1. Install the project normally (`./bin/install.sh` — select "agent" when prompted for cluster role)

And add after step 3 (the cron entry):

> **Tip:** The installer and `bin/setup_cron.sh` can configure all of the above interactively. Manual `.env` editing is only needed if you skipped the prompts.

Step 3: Update the Hub setup subsection similarly

Replace the first line:

On the central monitoring server:

1. Install the project (`./bin/install.sh` — select "hub" when prompted for cluster role)

Step 4: Commit

git add docs/Deployment.md
git commit -m "docs: expand cluster section with verification, security, troubleshooting"

Task 4: Add bats tests

Files:

Modify: bin/tests/test_install.bats
Modify: bin/tests/test_setup_cron.bats

Step 1: Verify syntax checks still pass (existing tests)

Run: bin/tests/test_helper/bats-core/bin/bats bin/tests/test_install.bats bin/tests/test_setup_cron.bats Expected: all pass

Step 2: Commit

No new tests needed beyond syntax — the cluster prompts are interactive (require stdin) and are gated behind [y/N] which defaults to no. The existing syntax checks validate the new code parses correctly.

git add bin/tests/
git commit -m "test: verify syntax after cluster setup additions"
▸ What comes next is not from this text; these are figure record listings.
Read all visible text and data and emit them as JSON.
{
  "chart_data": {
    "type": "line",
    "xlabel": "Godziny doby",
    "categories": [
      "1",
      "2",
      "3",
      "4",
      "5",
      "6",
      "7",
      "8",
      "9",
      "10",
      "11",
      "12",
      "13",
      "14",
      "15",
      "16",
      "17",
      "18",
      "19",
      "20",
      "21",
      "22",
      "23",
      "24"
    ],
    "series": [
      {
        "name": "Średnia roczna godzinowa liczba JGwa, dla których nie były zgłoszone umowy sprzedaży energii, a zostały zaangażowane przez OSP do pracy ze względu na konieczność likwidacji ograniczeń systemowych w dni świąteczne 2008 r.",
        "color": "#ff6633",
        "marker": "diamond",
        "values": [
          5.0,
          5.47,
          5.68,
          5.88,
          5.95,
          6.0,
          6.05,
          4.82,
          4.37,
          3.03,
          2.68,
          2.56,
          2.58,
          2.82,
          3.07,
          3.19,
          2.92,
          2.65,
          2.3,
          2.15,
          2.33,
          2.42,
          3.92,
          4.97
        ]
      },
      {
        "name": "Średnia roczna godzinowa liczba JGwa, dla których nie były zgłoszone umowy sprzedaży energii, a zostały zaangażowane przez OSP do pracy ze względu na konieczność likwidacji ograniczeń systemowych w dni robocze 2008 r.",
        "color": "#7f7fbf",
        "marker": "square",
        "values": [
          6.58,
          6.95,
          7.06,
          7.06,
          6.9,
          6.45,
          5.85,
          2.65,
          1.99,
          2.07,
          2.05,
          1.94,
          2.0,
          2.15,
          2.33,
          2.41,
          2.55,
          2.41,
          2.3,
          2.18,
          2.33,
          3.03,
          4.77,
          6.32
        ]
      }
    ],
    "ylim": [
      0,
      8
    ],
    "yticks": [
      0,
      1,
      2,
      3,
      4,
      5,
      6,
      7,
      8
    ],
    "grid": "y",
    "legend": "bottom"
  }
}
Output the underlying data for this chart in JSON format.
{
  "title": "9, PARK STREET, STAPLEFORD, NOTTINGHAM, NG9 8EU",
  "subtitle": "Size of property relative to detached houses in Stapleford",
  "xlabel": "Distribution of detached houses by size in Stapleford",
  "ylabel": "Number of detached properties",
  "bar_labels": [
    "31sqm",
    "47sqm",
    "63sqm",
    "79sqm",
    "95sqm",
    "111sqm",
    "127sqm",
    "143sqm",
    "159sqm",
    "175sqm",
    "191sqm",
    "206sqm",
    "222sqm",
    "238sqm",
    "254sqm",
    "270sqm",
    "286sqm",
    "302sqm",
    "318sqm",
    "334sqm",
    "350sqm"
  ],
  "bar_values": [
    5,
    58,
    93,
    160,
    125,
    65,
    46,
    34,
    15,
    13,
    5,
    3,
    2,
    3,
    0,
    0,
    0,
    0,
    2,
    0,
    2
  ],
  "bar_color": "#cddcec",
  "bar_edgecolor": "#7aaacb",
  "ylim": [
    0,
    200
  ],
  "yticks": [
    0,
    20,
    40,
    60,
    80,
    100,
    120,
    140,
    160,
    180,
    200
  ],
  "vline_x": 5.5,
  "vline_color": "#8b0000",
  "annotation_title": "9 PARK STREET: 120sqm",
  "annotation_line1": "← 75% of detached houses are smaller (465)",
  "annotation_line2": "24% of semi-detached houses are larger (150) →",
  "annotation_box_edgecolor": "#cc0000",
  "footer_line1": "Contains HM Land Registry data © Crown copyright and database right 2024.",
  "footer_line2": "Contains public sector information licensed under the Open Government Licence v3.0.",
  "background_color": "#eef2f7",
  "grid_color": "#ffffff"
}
(Only commit if tests were broken and fixed. If they already pass, skip this commit.)

Task 5: Final verification

Step 1: Run all bats tests

Run: bin/tests/test_helper/bats-core/bin/bats bin/tests/ && bin/tests/test_helper/bats-core/bin/bats bin/tests/lib/ Expected: all pass

Step 2: Verify install.sh –help-like behavior

Run: bash -n bin/install.sh && bash -n bin/setup_cron.sh Expected: no output

Step 3: Spot-check Deployment.md renders

Read through the new sections to confirm markdown is valid and tables render correctly.